For unionism, this was a dreadful outcome. In the zero-sum logic of tribal politics, that meant Irish nationalism had won. O’Toole acknowledged a limited sense in which Ireland did win: for the first time ever, because of the solidarity of all EU member states, the Republic found itself in a stronger position than Britain in a crucial tussle. But in truth, he wrote, nobody won anything. Damage limitation is not victory. Ireland made the best of a bad job, yet very few people on the island were unaware of what had been lost: the trust built over decades, the deep sense of common purpose, and above all the feeling in 2011 that a lot of bad history had been properly acknowledged and was therefore capable of being transcended.
The economic costs have been stark. Ireland is uniquely exposed to Brexit: around 15% of its goods and services exports go to the UK, and two-thirds of Irish exporters use the UK land bridge to reach continental markets. Studies predict that increased trade costs could lower Irish exports by 3–8% and Irish GDP by 3–7% by 2030. The agri-food sector, which sends roughly 40% of its exports to the UK, is particularly vulnerable. Public opinion in the Republic has remained overwhelmingly pro-EU, with polls consistently showing 70–90% approval, and, following the referendum, around 80% believed the UK had made the wrong decision.
Starmer’s reset and the spectre of Farage
In fairness to Keir Starmer, O’Toole wrote — a phrase he noted is not much used in Britain now — the departing prime minister’s government has done a great deal to rebuild trust. Starmer visited Dublin in September 2024, the first British leader to do so in five years, and agreed to hold regular UK-Ireland summits. His government has focused on deepening cooperation in areas including trade, investment, energy, security, climate and culture, with significant Irish investment flowing into the UK. Both governments remain committed to safeguarding the Good Friday Agreement.
The dominant feeling in Ireland about Brexit, O’Toole suggested, is not anger but sadness. There is no pleasure in being proved right about the economic stasis and political instability it created. If Britain wants to move back into a closer relationship with the EU, Ireland will be there to help in every possible way.

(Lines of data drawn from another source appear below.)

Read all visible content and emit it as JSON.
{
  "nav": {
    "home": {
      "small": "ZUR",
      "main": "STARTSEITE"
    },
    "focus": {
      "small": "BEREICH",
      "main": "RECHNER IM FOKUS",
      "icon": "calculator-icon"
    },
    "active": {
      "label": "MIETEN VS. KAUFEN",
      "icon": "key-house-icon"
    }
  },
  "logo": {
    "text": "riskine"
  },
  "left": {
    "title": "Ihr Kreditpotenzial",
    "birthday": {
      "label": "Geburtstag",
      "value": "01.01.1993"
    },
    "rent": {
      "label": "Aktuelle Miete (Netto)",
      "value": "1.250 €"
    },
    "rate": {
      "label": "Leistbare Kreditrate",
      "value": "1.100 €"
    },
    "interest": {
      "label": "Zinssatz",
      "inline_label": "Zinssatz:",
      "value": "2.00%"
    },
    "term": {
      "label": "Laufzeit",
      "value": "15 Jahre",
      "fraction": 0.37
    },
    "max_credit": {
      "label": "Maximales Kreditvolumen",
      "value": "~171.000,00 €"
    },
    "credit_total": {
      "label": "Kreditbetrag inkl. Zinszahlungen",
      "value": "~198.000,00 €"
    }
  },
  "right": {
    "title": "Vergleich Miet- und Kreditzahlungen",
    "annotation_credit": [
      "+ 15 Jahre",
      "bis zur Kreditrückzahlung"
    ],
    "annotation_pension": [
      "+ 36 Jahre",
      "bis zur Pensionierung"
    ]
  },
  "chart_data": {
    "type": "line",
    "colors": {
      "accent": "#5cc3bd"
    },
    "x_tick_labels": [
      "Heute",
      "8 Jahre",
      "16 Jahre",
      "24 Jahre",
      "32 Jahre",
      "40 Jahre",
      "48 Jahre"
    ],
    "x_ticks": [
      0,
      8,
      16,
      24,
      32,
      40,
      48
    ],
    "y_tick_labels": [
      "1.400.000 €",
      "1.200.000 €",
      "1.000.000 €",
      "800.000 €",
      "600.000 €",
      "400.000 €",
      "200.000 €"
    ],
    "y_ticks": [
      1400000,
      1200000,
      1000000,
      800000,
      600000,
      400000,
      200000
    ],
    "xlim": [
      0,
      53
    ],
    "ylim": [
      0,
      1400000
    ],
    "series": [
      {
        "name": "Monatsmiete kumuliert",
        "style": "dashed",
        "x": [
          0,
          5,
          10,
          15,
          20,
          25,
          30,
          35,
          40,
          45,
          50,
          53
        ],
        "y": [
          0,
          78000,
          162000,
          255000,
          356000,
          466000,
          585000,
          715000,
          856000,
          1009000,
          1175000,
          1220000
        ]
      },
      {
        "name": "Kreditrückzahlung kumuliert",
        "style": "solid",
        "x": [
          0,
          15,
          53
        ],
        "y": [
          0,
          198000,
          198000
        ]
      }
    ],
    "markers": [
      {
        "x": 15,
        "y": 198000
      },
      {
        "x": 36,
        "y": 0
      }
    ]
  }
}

Yet there is also fear. O’Toole warned that one of the delayed consequences of Brexit could be Nigel Farage in Downing Street. Farage, a prominent Brexit campaigner and leader of Reform UK, has continued to be a significant voice in right-wing politics, echoing themes similar to Donald Trump’s playbook. From the Irish side of the Irish Sea, it feels as though the aftershocks of Brexit — and of its comprehensive failure — may be not diminishing but strengthening. Having seen what a reactionary British government can do to the delicate fabric of Anglo-Irish relationships, O’Toole argued, the Republic cannot afford to be complacent about that prospect.